Melody finally stops shaking enough to get out of the shower and get dressed. She almost leaves her bathing suit behind, but then she remembers and rolls it up in her wet towel. She isn’t going to tell about Coach, because she loves swimming too much. If she tells, he’ll go to jail, and that’s the end of swimming. They’ll never get another coach that good. He’s the best coach there is. He is gross, and touching her private is gross, and the rest of it, what he does with his thing, is the grossest of all. But she is not going to tell anybody, because Coach says if she keeps practising she might even get to be in the Olympics some day. That’s worth more than all the gross disgusting stuff he does, which she is not even going to think about any more.

She goes out to wait for her mother. Her mother is late; she never gets there on time, even on the days Melody just has regular practice. That’s probably why she got to be picked to stay late for private coaching. Sure, she’s a good swimmer, but other kids on the team are just as good. Gita’s even better but she’s conceited and nobody likes her. Probably not even Coach likes her that much. Not everybody likes Melody either, she knows that, but she has friends. Brianna is her best friend.

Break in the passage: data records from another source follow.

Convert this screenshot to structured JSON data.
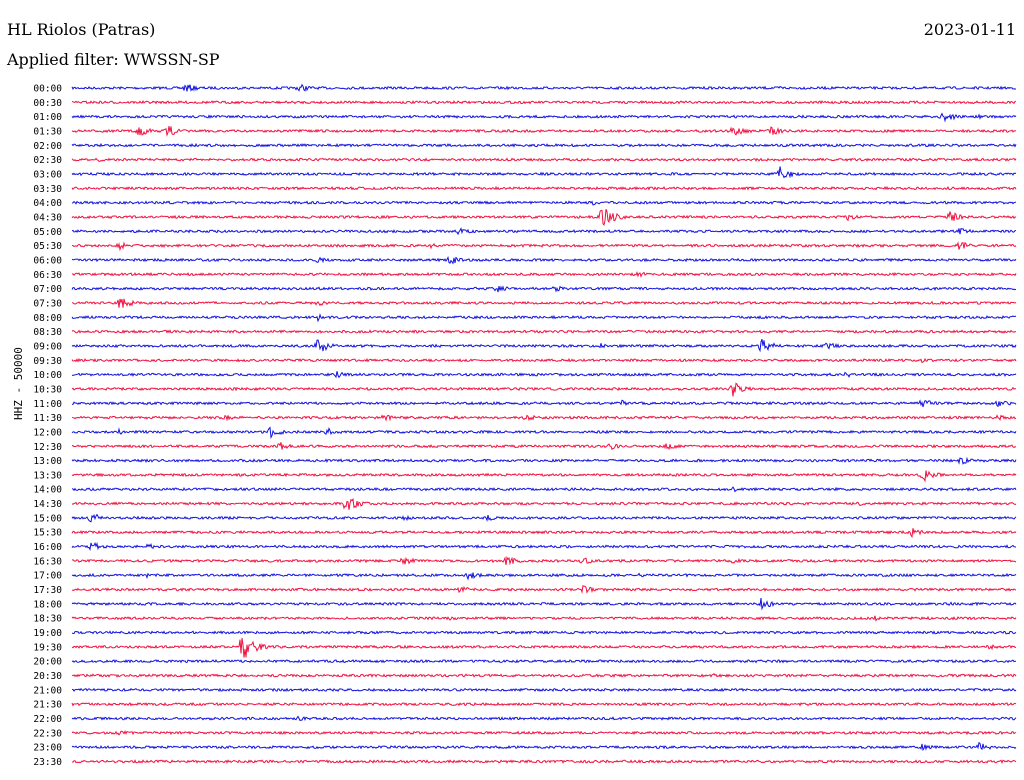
{
  "header": {
    "station": "HL Riolos (Patras)",
    "date": "2023-01-11",
    "filter": "Applied filter: WWSSN-SP",
    "channel": "HHZ - 50000"
  },
  "colors": {
    "odd": "#1010e0",
    "even": "#f01040"
  },
  "chart_data": {
    "type": "line",
    "title": "HL Riolos (Patras)",
    "subtitle": "Applied filter: WWSSN-SP",
    "ylabel": "HHZ - 50000",
    "xlabel": "",
    "rows": [
      {
        "label": "00:00",
        "events": [
          [
            0.12,
            5
          ],
          [
            0.24,
            5
          ],
          [
            0.75,
            2
          ]
        ]
      },
      {
        "label": "00:30",
        "events": []
      },
      {
        "label": "01:00",
        "events": [
          [
            0.92,
            8
          ],
          [
            0.96,
            2
          ]
        ]
      },
      {
        "label": "01:30",
        "events": [
          [
            0.07,
            6
          ],
          [
            0.1,
            7
          ],
          [
            0.7,
            7
          ],
          [
            0.74,
            5
          ]
        ]
      },
      {
        "label": "02:00",
        "events": []
      },
      {
        "label": "02:30",
        "events": [
          [
            0.03,
            3
          ],
          [
            0.83,
            2
          ]
        ]
      },
      {
        "label": "03:00",
        "events": [
          [
            0.75,
            8
          ]
        ]
      },
      {
        "label": "03:30",
        "events": []
      },
      {
        "label": "04:00",
        "events": [
          [
            0.55,
            3
          ]
        ]
      },
      {
        "label": "04:30",
        "events": [
          [
            0.56,
            14
          ],
          [
            0.82,
            4
          ],
          [
            0.93,
            6
          ]
        ]
      },
      {
        "label": "05:00",
        "events": [
          [
            0.41,
            4
          ],
          [
            0.94,
            4
          ]
        ]
      },
      {
        "label": "05:30",
        "events": [
          [
            0.05,
            4
          ],
          [
            0.38,
            3
          ],
          [
            0.94,
            5
          ]
        ]
      },
      {
        "label": "06:00",
        "events": [
          [
            0.4,
            5
          ],
          [
            0.26,
            3
          ]
        ]
      },
      {
        "label": "06:30",
        "events": [
          [
            0.6,
            3
          ]
        ]
      },
      {
        "label": "07:00",
        "events": [
          [
            0.45,
            4
          ],
          [
            0.51,
            4
          ]
        ]
      },
      {
        "label": "07:30",
        "events": [
          [
            0.05,
            7
          ],
          [
            0.26,
            3
          ]
        ]
      },
      {
        "label": "08:00",
        "events": [
          [
            0.26,
            4
          ]
        ]
      },
      {
        "label": "08:30",
        "events": []
      },
      {
        "label": "09:00",
        "events": [
          [
            0.26,
            9
          ],
          [
            0.73,
            8
          ],
          [
            0.56,
            3
          ],
          [
            0.8,
            4
          ]
        ]
      },
      {
        "label": "09:30",
        "events": [
          [
            0.9,
            3
          ]
        ]
      },
      {
        "label": "10:00",
        "events": [
          [
            0.28,
            4
          ],
          [
            0.82,
            3
          ]
        ]
      },
      {
        "label": "10:30",
        "events": [
          [
            0.7,
            8
          ]
        ]
      },
      {
        "label": "11:00",
        "events": [
          [
            0.58,
            4
          ],
          [
            0.98,
            5
          ],
          [
            0.9,
            5
          ]
        ]
      },
      {
        "label": "11:30",
        "events": [
          [
            0.16,
            4
          ],
          [
            0.33,
            4
          ],
          [
            0.48,
            4
          ],
          [
            0.98,
            3
          ]
        ]
      },
      {
        "label": "12:00",
        "events": [
          [
            0.21,
            6
          ],
          [
            0.27,
            5
          ],
          [
            0.05,
            3
          ]
        ]
      },
      {
        "label": "12:30",
        "events": [
          [
            0.22,
            5
          ],
          [
            0.57,
            4
          ],
          [
            0.63,
            4
          ]
        ]
      },
      {
        "label": "13:00",
        "events": [
          [
            0.94,
            5
          ],
          [
            0.18,
            2
          ]
        ]
      },
      {
        "label": "13:30",
        "events": [
          [
            0.9,
            8
          ]
        ]
      },
      {
        "label": "14:00",
        "events": [
          [
            0.4,
            2
          ],
          [
            0.7,
            3
          ]
        ]
      },
      {
        "label": "14:30",
        "events": [
          [
            0.29,
            10
          ],
          [
            0.83,
            3
          ]
        ]
      },
      {
        "label": "15:00",
        "events": [
          [
            0.02,
            6
          ],
          [
            0.35,
            3
          ],
          [
            0.44,
            3
          ]
        ]
      },
      {
        "label": "15:30",
        "events": [
          [
            0.89,
            5
          ]
        ]
      },
      {
        "label": "16:00",
        "events": [
          [
            0.02,
            5
          ],
          [
            0.08,
            3
          ]
        ]
      },
      {
        "label": "16:30",
        "events": [
          [
            0.35,
            5
          ],
          [
            0.46,
            5
          ],
          [
            0.54,
            4
          ],
          [
            0.7,
            3
          ]
        ]
      },
      {
        "label": "17:00",
        "events": [
          [
            0.42,
            5
          ],
          [
            0.08,
            3
          ],
          [
            0.6,
            2
          ]
        ]
      },
      {
        "label": "17:30",
        "events": [
          [
            0.41,
            5
          ],
          [
            0.54,
            5
          ]
        ]
      },
      {
        "label": "18:00",
        "events": [
          [
            0.73,
            6
          ],
          [
            0.93,
            2
          ]
        ]
      },
      {
        "label": "18:30",
        "events": [
          [
            0.4,
            3
          ],
          [
            0.85,
            3
          ]
        ]
      },
      {
        "label": "19:00",
        "events": [
          [
            0.55,
            2
          ]
        ]
      },
      {
        "label": "19:30",
        "events": [
          [
            0.18,
            16
          ],
          [
            0.97,
            3
          ]
        ]
      },
      {
        "label": "20:00",
        "events": []
      },
      {
        "label": "20:30",
        "events": [
          [
            0.68,
            2
          ]
        ]
      },
      {
        "label": "21:00",
        "events": []
      },
      {
        "label": "21:30",
        "events": []
      },
      {
        "label": "22:00",
        "events": [
          [
            0.24,
            3
          ]
        ]
      },
      {
        "label": "22:30",
        "events": [
          [
            0.05,
            3
          ]
        ]
      },
      {
        "label": "23:00",
        "events": [
          [
            0.9,
            4
          ],
          [
            0.96,
            5
          ]
        ]
      },
      {
        "label": "23:30",
        "events": []
      }
    ]
  }
}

But Melody won’t even tell Brianna. It’s too embarrassing to talk about. He only does it sometimes, anyway. Today, the first part was bad enough, when he got in the pool to help her with her flutter kicks. He never gets in the pool for regular practice. But when she’s in the pool alone and she sees him take off his hat and his sunglasses, she starts feeling sick to her stomach, knowing he’s getting in the water. Today, watching his shallow dive, she felt like she was going to barf but she pushed it back. She held on to the edge of the gutter and he moved her legs up and down. It was hard to kick, the way he was holding her made it harder. It was like he didn’t really want her to kick and he kept telling her to relax, relax her legs so he could move them. First he was just holding her ankles, but he kept holding higher and higher up on her legs and saying, Relax. And then he told her to kick. Up, down, up, down, up down, he was saying, and he had one hand on her butt and the other one underneath and she never knows what to do when he does that, he isn’t supposed to do that, she’s supposed to say No, stop it! It’s not OK for you to do that!

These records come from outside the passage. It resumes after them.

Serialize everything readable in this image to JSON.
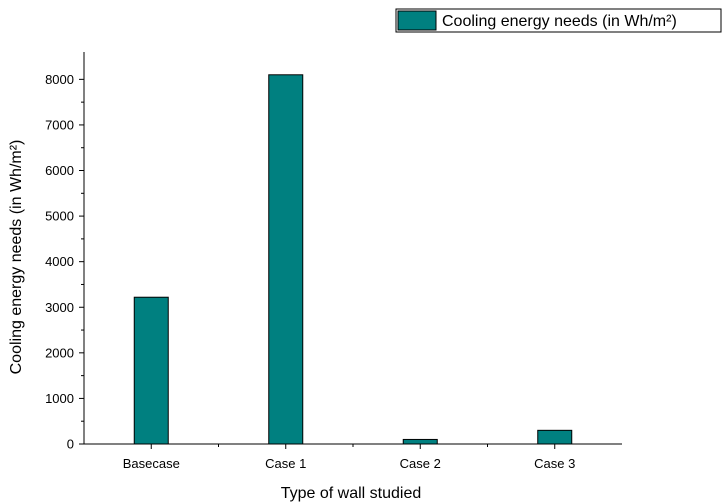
{
  "chart_data": {
    "type": "bar",
    "categories": [
      "Basecase",
      "Case 1",
      "Case 2",
      "Case 3"
    ],
    "series": [
      {
        "name": "Cooling energy needs (in Wh/m²)",
        "values": [
          3220,
          8100,
          100,
          300
        ]
      }
    ],
    "xlabel": "Type of wall studied",
    "ylabel": "Cooling energy needs (in Wh/m²)",
    "ylim": [
      0,
      8600
    ],
    "yticks": [
      0,
      1000,
      2000,
      3000,
      4000,
      5000,
      6000,
      7000,
      8000
    ],
    "grid": false,
    "legend_position": "top-right",
    "bar_color": "#008080"
  }
}
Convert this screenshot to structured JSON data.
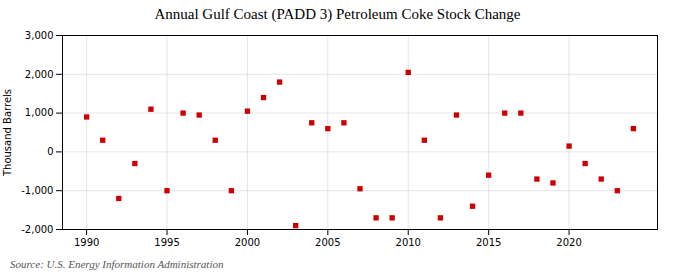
{
  "chart_data": {
    "type": "scatter",
    "title": "Annual Gulf Coast (PADD 3) Petroleum Coke Stock Change",
    "ylabel": "Thousand Barrels",
    "source": "Source: U.S. Energy Information Administration",
    "x": [
      1990,
      1991,
      1992,
      1993,
      1994,
      1995,
      1996,
      1997,
      1998,
      1999,
      2000,
      2001,
      2002,
      2003,
      2004,
      2005,
      2006,
      2007,
      2008,
      2009,
      2010,
      2011,
      2012,
      2013,
      2014,
      2015,
      2016,
      2017,
      2018,
      2019,
      2020,
      2021,
      2022,
      2023,
      2024
    ],
    "values": [
      900,
      300,
      -1200,
      -300,
      1100,
      -1000,
      1000,
      950,
      300,
      -1000,
      1050,
      1400,
      1800,
      -1900,
      750,
      600,
      750,
      -950,
      -1700,
      -1700,
      2050,
      300,
      -1700,
      950,
      -1400,
      -600,
      1000,
      1000,
      -700,
      -800,
      150,
      -300,
      -700,
      -1000,
      600
    ],
    "color": "#cc0000",
    "marker": "square",
    "xlim": [
      1988.5,
      2025.5
    ],
    "xticks": [
      1990,
      1995,
      2000,
      2005,
      2010,
      2015,
      2020
    ],
    "ylim": [
      -2000,
      3000
    ],
    "yticks": [
      {
        "value": -2000,
        "label": "-2,000"
      },
      {
        "value": -1000,
        "label": "-1,000"
      },
      0,
      {
        "value": 1000,
        "label": "1,000"
      },
      {
        "value": 2000,
        "label": "2,000"
      },
      {
        "value": 3000,
        "label": "3,000"
      }
    ],
    "grid": true
  }
}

But he’s her coach, and she didn’t say anything, and he kept going Up, down, up, down, and his voice got funny, deep and gargly, and then all of a sudden he let go of her and made a noise like he was hurt, and she turned around to see if he was OK, and that was the really gross part, his big gross thing out of his trunks like an ugly rubbery white fish and he was holding on to it and looking at it and looking at her and his face looked really weird. She twisted her head away fast, too scared to move, and stared into the gutter, and then she heard him say Time’s up, like everything was normal and she got out of the pool.

She sits on the lawn in front of the club waiting for her mother. She’s shivering again. Her hair is pasted wet against her face and down her back onto her sleeveless shirt. She counts cars, waiting.

Finally, there’s the white Toyota. It looks dirty. Good, her mother will pay her five dollars to wash it. Her mother honks the horn, even though Melody’s already on her feet, running to the curb, to the safe car. Her mother’s face looks hard, like she had a bad day at work. Melody lets all her breath out in a heaving sigh as she sits and reaches for her seat belt.

“How was swimming?” Her mother asks, but she’s looking out into the traffic, not at her.

“Fine,” Melody says. She looks out the window.